Though history states that James was assassinated by brothers and fellow gang members Bob and Charley Ford on April 3, 1882, that was not the last the American people would hear of him. Rumors have persisted that it was not James whom the Fords had shot, but rather another man (some say one Charles Bigelow, claimed by them to have been living with James' wife at the time).

[edit] Dalton's tale

J. Frank Dalton stated in his application for a Confederate veteran's pension that he had been born in Goliad, Texas and had served as a Confederate irregular with William C. Quantrill. But he also liked to claim that he was the famous US Marshall Frank Dalton, who had been killed in a gunfight with many witnesses in 1887. Dalton would later change his story and claim he was the noted outlaw Jesse James.

Beginning in 1949, J. Frank Dalton's story was promoted and encouraged by the proprietors of Meramec Caverns ("Jesse James' Hideout") near Stanton, Missouri. Henry J. Walker later wrote a book supporting Dalton's claims, calling it Jesse James the Outlaw (1961).

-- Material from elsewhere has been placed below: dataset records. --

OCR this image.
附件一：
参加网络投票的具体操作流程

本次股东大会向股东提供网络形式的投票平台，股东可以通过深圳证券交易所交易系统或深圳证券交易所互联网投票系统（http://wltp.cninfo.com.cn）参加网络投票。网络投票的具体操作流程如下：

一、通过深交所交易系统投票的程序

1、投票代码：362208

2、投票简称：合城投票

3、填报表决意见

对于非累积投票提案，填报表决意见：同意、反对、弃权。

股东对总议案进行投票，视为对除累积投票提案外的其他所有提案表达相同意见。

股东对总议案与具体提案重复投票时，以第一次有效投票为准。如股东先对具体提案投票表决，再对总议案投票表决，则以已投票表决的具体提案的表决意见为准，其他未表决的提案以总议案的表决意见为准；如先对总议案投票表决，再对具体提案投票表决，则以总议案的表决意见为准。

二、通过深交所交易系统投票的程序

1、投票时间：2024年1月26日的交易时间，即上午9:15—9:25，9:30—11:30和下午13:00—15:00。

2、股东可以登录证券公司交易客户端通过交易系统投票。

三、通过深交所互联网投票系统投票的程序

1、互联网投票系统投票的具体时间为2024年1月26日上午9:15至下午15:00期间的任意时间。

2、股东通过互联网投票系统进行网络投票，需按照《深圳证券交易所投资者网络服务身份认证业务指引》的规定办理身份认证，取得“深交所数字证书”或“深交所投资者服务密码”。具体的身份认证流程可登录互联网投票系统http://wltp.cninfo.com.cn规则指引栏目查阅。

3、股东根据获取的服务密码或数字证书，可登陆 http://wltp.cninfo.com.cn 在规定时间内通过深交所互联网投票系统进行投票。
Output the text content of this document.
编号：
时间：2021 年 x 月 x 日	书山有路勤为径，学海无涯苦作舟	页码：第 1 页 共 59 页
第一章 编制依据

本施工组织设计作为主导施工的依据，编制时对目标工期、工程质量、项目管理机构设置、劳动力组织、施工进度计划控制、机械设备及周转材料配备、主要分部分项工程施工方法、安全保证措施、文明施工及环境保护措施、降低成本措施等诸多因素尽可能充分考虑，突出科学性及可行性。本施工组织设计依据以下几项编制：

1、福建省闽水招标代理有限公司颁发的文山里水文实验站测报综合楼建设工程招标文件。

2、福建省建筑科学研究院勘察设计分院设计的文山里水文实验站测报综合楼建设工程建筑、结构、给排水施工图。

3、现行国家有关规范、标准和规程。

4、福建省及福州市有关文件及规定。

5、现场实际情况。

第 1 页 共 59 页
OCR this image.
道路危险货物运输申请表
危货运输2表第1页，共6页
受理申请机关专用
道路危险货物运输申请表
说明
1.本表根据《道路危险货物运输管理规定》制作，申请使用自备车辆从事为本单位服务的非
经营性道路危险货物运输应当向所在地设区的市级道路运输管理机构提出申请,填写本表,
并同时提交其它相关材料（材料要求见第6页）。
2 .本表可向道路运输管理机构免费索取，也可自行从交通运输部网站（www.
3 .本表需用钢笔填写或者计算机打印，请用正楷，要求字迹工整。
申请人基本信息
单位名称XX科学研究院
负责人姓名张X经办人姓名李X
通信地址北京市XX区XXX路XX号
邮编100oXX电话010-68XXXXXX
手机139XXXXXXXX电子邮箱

No historian has ever taken Dalton's claims seriously, and his knowledge of details the real Jesse would have been aware of was notably lacking. Dalton's claim is often connected to a tale of hidden gold and a plot to revive the Confederacy in the years after the Civil War. Homer Croy, who knew the James family and had interviewed members of Jesse's gang, ridiculed Dalton in his book Jesse James Was My Neighbor. Croy wrote that he once asked Jesse James Jr. if any of his alleged fathers had ever returned to visit them. Jesse Jr., who sometimes played a cowboy in silent films, smiled and replied, "Not a one".

In an attempt to put an end to the dispute, the body buried in Missouri as Jesse James was exhumed in 1995 and the subsequent DNA analysis resulted in a 99.7% probability that the remains were indeed those of the famed outlaw. Still unwilling to accept this, Dalton's proponents got a court order in 2000 to exhume and test Dalton's body to solve the mystery "once and for all." Unfortunately, the wrong body was exhumed, and Dalton's remains have yet to be tested.